Sinergi itu menampilkan desain visual bertema “Labuan Bajo” di badan pesawat maskapai yang memiliki nomor registrasi PK-AZN. Terdapat penampilan ikonik yang menunjukkan identitas Labuan Bajo, diantaranya Komodo, suku Manggarai, kapal Phinisi hingga panorama pantai yang menggambarkan kekayaan alam dan budaya.
Unsur penting yang tak juga luput adalah pencantuman jenama pariwisata tanah air, Wonderful Indonesia. Dengan begitu, Dwi Marhen yang juga Direktur Pemasaran Pariwisata Nusantara Kemenpar itu berharap wisatawan dimudahkan mengenali destinasi wisata tersebut.
Setidaknya, pihaknya menargetkan peningkatan kunjungan wisatawan yang signifikan, dengan target 10-15 persen ke kota di Provinsi Nusa Tenggara Timur (NTT). Tercatat, sebanyak 411 ribu orang wisatawan berkunjung pada tahun 2024 lalu.

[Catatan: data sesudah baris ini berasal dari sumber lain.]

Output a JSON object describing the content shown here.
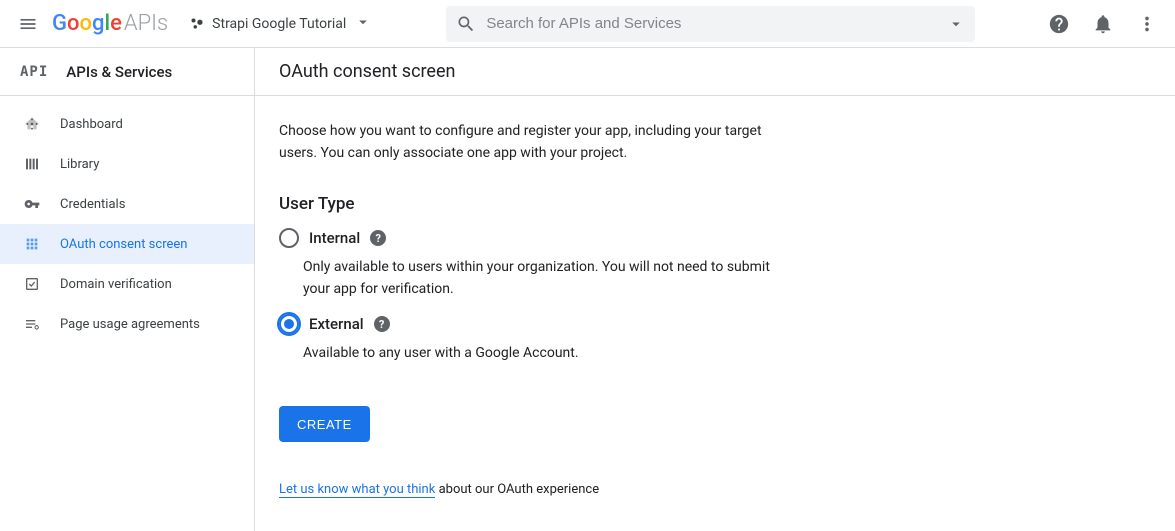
{
  "header": {
    "logo_suffix": "APIs",
    "project_name": "Strapi Google Tutorial",
    "search_placeholder": "Search for APIs and Services"
  },
  "sidebar": {
    "section_badge": "API",
    "section_title": "APIs & Services",
    "items": [
      {
        "label": "Dashboard",
        "icon": "dashboard-icon",
        "active": false
      },
      {
        "label": "Library",
        "icon": "library-icon",
        "active": false
      },
      {
        "label": "Credentials",
        "icon": "credentials-icon",
        "active": false
      },
      {
        "label": "OAuth consent screen",
        "icon": "oauth-icon",
        "active": true
      },
      {
        "label": "Domain verification",
        "icon": "domain-icon",
        "active": false
      },
      {
        "label": "Page usage agreements",
        "icon": "agreements-icon",
        "active": false
      }
    ]
  },
  "content": {
    "page_title": "OAuth consent screen",
    "intro": "Choose how you want to configure and register your app, including your target users. You can only associate one app with your project.",
    "section_title": "User Type",
    "options": [
      {
        "label": "Internal",
        "description": "Only available to users within your organization. You will not need to submit your app for verification.",
        "selected": false
      },
      {
        "label": "External",
        "description": "Available to any user with a Google Account.",
        "selected": true
      }
    ],
    "create_button": "CREATE",
    "feedback_link": "Let us know what you think",
    "feedback_suffix": " about our OAuth experience"
  }
}
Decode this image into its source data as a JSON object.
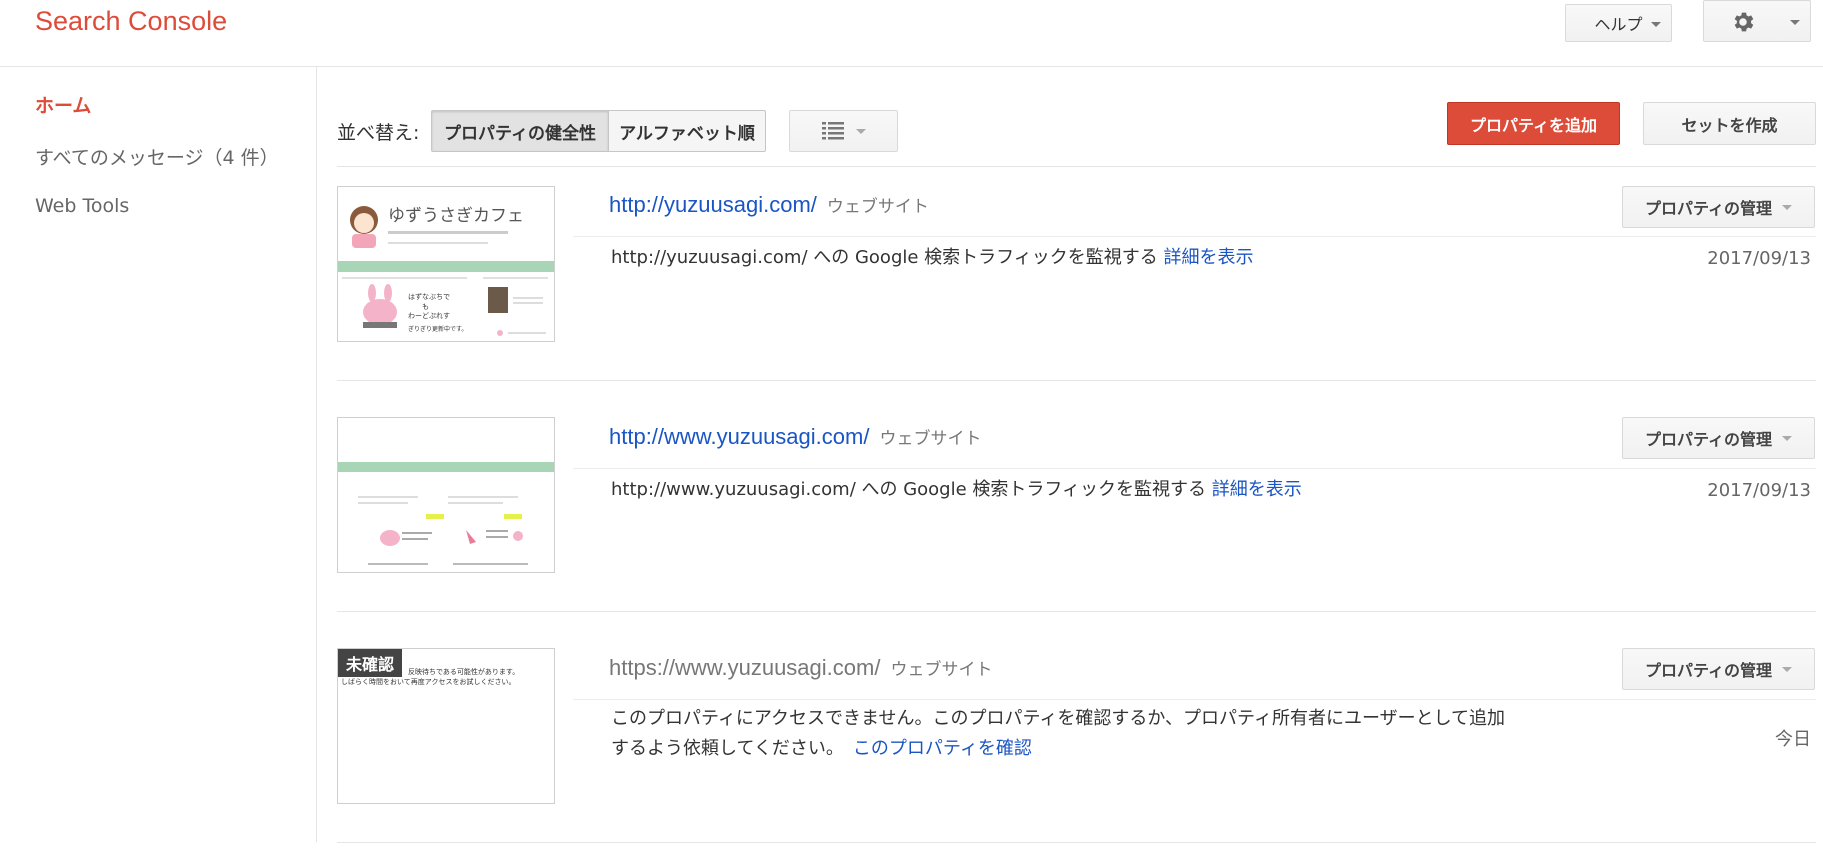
{
  "app": {
    "title": "Search Console"
  },
  "header": {
    "help_label": "ヘルプ"
  },
  "sidebar": {
    "items": [
      {
        "label": "ホーム",
        "active": true
      },
      {
        "label": "すべてのメッセージ（4 件）"
      },
      {
        "label": "Web Tools"
      }
    ]
  },
  "toolbar": {
    "sort_label": "並べ替え:",
    "sort_options": [
      "プロパティの健全性",
      "アルファベット順"
    ],
    "sort_selected": "プロパティの健全性",
    "add_property_label": "プロパティを追加",
    "create_set_label": "セットを作成"
  },
  "properties": [
    {
      "url": "http://yuzuusagi.com/",
      "type": "ウェブサイト",
      "manage_label": "プロパティの管理",
      "description": "http://yuzuusagi.com/ への Google 検索トラフィックを監視する",
      "link": "詳細を表示",
      "date": "2017/09/13",
      "thumb_title": "ゆずうさぎカフェ",
      "thumb_lines": [
        "はずなぶちで",
        "も",
        "わーどぷれす",
        "ぎりぎり更新中です。"
      ]
    },
    {
      "url": "http://www.yuzuusagi.com/",
      "type": "ウェブサイト",
      "manage_label": "プロパティの管理",
      "description": "http://www.yuzuusagi.com/ への Google 検索トラフィックを監視する",
      "link": "詳細を表示",
      "date": "2017/09/13"
    },
    {
      "url": "https://www.yuzuusagi.com/",
      "type": "ウェブサイト",
      "manage_label": "プロパティの管理",
      "description_line1": "このプロパティにアクセスできません。このプロパティを確認するか、プロパティ所有者にユーザーとして追加",
      "description_line2": "するよう依頼してください。",
      "link": "このプロパティを確認",
      "date": "今日",
      "badge": "未確認",
      "thumb_text_1": "反映待ちである可能性があります。",
      "thumb_text_2": "しばらく時間をおいて再度アクセスをお試しください。"
    }
  ],
  "colors": {
    "brand": "#dd4b39",
    "link": "#1a55c4",
    "thumb_accent": "#a8d5b5"
  }
}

Sementara itu, Pelaksana tugas (Plt) Direktur Utama Indonesia AirAsia Akhmad Sadikin menjelaskan, pihaknya memanfaatkan kekuatan jaringan dan frekuensi penerbangan internasional untuk mengenalkan Labuan Bajo. Saat ini, pihaknya memiliki delapan rute domestik dan 25 rute internasional di kawasan Asia dan Australia.
“Kami berharap inisiatif ini memperkuat daya tarik Labuan Bajo karena potensinya sangat besar,” tandas dia.